Dalla ricerca, inoltre, è arrivata anche una conferma importante. Ovvero che nell’autismo è coinvolta un’alterazione dei trasportatori di aminoacidi. Questa genererebbe una rara mutazione genetica che determina autismo.

Nei bambini studiati, però, le cause dell’alterazione potrebbero essere di tipo epigenetico e non genetico. Ciò significa che sono potenzialmente modificabili.

“La nostra scoperta – spiega Naila Rabbani, di Experimental Systems Biology all’Università di Warwick – potrebbe portare a una diagnosi e a interventi terapeutici più precoci”.

Per realizzare lo studio, il Centro Disturbi dello Spettro Autistico di Bologna ha realizzato una valutazione clinica su 38 bambini affetti da disturbi dello spettro autistico. Oltre a loro, era presente un gruppo di controllo composto da 31 bambini neurotipici. Questi erano tutti di età compresa tra 5 e 12 anni.

Il team dell’Università di Warwick, guidato da Naila Rabbani, ha poi studiato campioni di sangue e di urina, evidenziando le differenze chimiche tra i due gruppi.

Un ricercatore dell’Università di Birmingham ha invece combinato i dati relativi ai cambiamenti dei diversi composti. Il tutto è stato elaborato tramite un algoritmo di machine learning.

Si tratta di un’intelligenza artificiale che consente di distinguere tra i soggetti affetti e quelli non affetti.

Il risultato è stato un test diagnostico con ottima capacità di distinguere tra veri e falsi positivi e veri e falsi negativi.
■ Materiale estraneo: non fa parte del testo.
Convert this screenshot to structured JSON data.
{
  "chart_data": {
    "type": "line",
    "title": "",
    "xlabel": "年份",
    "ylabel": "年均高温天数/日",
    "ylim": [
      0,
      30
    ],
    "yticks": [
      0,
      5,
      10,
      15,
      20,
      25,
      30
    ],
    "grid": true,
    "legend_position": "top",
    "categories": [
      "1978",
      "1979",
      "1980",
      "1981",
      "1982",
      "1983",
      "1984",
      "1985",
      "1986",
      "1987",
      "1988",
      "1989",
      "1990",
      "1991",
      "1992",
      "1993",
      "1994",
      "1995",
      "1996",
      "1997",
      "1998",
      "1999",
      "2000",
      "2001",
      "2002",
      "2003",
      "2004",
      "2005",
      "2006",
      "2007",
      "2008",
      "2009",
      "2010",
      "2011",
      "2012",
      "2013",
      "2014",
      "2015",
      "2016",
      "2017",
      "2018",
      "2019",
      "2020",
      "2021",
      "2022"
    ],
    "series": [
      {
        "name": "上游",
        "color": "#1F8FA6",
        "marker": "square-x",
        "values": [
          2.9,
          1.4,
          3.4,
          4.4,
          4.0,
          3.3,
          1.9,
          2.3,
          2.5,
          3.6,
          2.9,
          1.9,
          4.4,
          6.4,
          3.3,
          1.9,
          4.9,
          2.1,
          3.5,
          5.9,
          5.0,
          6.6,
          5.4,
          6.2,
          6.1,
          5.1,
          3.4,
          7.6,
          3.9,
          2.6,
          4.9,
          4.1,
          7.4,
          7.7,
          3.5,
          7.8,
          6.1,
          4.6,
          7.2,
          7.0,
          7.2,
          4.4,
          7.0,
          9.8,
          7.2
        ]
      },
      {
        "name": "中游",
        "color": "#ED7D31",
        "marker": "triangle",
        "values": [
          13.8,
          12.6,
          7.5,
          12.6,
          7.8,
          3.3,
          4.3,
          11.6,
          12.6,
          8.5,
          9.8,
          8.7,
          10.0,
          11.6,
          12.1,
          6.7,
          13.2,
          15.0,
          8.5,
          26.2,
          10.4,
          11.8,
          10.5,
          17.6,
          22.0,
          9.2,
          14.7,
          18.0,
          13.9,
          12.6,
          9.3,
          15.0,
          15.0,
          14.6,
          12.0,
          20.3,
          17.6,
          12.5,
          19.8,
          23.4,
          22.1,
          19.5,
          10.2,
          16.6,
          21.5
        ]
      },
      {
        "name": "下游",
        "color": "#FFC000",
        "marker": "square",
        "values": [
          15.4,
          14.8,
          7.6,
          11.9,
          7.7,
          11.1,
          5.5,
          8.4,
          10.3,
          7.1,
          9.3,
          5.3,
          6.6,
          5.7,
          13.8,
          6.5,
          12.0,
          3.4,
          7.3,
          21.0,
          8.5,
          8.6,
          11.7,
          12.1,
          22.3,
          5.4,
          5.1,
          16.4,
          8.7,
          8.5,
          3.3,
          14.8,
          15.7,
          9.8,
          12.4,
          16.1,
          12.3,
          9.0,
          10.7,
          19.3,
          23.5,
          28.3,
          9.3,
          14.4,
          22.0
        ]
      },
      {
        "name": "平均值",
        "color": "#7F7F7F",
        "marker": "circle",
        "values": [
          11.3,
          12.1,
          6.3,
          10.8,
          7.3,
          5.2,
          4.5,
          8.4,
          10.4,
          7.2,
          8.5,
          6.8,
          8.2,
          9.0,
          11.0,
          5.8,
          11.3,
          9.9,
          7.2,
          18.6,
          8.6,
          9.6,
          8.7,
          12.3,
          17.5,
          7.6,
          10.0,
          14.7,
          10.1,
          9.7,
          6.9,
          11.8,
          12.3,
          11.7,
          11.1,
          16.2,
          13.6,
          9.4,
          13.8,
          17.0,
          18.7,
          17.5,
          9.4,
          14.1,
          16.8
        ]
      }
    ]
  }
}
Il prossimo passo sarà ora quello di ampliare lo studio ed estenderlo ad altri bambini. In tal modo si potrà valutare se i biomarcatori individuati siano in grado di distinguere non solo tra bambini affetti e sani, ma anche tra diverse patologie del Neurosviluppo.

In ogni caso, si tratta di un grande passo avanti nella ricerca sull’autismo.